The Rpe65 promoter was used to overexpress the HIF–1α transgene in RPE. Constructs containing a non–degradable form of HIF–1α were injected into B6CBAF2 oocytes. Transgenic animals and age–matched litter mate controls were examined for the presence of fundus autofluorescence non–invasively with a stereo fluorescence microscope that was adapted for fundus imaging, using a filter cube for green fluorescence protein. Fundus angiography was performed after intraperitoneal injection of sulforhodamine 101.
Fourteen founders were obtained. Fundus examination showed a punctuate pattern of small autofluorescence structures throughout the fundus at the level of the retinal pigment epithelium (RPE) in two lines. At nine weeks of age, one line developed subretinal deposits with indistinct borders as seen in patients with "soft drusen." Another line featured highly refractile subretinal deposits that mimicked "hard–drusen." In vivo time–lapse imaging of fundus fluorescence suggested that drusen–like materials may have been formed by accumulation of fluorescent materials at or near the RPE in both lines. Fundus angiography revealed somewhat irregular, localized choroidal hyperfluorescence, indicative of vascular leakage, but no obvious neovascularization was found in any of the fourteen lines at eight weeks.

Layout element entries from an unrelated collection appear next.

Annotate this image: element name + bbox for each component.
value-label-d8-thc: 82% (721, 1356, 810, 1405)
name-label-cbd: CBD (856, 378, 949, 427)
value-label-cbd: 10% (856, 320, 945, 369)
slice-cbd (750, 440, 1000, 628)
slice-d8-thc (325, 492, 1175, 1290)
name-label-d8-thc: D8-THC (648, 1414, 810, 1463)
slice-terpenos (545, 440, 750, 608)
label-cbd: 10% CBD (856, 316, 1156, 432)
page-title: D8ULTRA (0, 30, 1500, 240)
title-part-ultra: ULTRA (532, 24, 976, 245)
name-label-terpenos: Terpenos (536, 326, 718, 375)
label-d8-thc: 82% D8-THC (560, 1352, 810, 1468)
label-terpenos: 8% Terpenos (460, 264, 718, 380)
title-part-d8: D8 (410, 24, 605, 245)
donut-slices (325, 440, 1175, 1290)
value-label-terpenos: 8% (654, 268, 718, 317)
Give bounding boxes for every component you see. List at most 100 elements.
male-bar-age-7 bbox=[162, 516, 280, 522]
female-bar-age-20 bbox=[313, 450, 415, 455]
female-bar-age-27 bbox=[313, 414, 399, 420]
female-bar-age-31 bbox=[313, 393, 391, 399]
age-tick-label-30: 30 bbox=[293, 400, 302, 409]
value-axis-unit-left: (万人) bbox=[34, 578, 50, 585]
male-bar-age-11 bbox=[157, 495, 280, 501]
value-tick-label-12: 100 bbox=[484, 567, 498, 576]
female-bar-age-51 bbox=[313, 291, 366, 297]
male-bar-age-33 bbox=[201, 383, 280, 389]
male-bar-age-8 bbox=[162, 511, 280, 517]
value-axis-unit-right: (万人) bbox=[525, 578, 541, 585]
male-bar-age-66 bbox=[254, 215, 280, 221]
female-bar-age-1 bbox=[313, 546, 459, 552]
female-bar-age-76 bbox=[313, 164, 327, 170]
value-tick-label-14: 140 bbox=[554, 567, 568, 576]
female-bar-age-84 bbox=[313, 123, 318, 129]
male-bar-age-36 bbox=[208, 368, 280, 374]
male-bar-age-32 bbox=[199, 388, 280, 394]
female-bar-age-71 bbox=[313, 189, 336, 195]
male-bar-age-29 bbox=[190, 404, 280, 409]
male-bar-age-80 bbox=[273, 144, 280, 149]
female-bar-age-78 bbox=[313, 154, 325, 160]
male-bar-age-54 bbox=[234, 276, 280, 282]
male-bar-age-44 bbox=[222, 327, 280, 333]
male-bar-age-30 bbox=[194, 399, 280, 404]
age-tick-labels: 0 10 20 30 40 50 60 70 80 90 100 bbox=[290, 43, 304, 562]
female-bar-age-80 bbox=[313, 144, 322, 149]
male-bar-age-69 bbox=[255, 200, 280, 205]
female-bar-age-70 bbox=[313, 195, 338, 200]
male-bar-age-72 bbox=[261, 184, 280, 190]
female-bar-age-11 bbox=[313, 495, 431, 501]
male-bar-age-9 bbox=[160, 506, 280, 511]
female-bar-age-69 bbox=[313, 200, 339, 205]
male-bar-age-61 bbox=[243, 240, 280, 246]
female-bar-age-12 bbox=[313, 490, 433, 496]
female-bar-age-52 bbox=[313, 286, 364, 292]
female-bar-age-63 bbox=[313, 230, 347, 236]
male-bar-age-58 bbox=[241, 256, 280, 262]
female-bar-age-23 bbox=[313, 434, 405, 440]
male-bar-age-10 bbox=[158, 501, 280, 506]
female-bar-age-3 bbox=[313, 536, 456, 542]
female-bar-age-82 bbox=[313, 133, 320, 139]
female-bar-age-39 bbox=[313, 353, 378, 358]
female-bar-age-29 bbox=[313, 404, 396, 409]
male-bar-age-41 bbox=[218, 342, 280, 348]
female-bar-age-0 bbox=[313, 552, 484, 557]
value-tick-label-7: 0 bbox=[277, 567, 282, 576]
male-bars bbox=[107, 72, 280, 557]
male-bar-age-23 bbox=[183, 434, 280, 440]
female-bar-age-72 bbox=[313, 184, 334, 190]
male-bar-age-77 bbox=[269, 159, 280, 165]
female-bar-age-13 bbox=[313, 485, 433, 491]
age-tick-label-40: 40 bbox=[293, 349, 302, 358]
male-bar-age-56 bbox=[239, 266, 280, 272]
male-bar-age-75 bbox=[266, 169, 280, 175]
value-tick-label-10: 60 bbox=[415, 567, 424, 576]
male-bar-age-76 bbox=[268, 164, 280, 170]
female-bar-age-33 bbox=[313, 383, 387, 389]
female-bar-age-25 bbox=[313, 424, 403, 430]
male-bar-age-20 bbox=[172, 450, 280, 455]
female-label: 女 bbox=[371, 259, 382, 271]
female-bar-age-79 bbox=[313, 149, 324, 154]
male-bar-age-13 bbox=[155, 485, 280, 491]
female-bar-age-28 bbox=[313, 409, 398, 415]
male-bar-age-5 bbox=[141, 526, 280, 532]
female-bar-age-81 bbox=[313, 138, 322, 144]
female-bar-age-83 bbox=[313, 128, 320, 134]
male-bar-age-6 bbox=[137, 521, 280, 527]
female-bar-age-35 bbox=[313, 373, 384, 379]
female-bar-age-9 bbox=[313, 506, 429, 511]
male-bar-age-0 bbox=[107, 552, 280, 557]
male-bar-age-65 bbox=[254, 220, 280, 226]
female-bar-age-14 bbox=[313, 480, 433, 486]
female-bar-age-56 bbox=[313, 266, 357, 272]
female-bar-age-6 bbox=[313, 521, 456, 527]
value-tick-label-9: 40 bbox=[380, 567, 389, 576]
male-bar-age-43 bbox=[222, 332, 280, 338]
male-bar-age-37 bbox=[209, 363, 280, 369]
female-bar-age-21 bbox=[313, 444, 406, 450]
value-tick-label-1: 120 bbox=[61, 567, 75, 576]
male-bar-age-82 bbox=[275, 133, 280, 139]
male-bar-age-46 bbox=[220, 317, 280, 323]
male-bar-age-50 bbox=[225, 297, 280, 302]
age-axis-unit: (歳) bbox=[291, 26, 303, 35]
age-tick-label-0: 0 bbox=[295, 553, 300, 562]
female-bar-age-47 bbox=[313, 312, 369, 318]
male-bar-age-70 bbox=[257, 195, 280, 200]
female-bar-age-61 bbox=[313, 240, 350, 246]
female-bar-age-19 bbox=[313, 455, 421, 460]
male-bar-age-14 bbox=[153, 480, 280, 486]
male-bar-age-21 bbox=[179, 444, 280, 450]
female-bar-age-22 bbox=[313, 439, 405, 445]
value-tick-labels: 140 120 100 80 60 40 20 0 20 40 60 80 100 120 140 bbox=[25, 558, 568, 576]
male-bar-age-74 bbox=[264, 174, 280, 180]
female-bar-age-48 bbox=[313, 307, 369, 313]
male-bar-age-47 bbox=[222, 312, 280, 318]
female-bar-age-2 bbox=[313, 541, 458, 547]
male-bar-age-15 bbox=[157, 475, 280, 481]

Non–invasive fluorescence imaging can be used to monitor pathological conditions of the fundus in mice. HIF–transgenic mice develop abnormal fundus autofluorescence, and thus they are a valuable model for studying generation and proliferation of fluorescent structures in the retina, further allowing examination of a possible link between hypoxia and long–term retinal lesions such as seen in AMD. HIF pathway components may serve as future drug targets for AMD.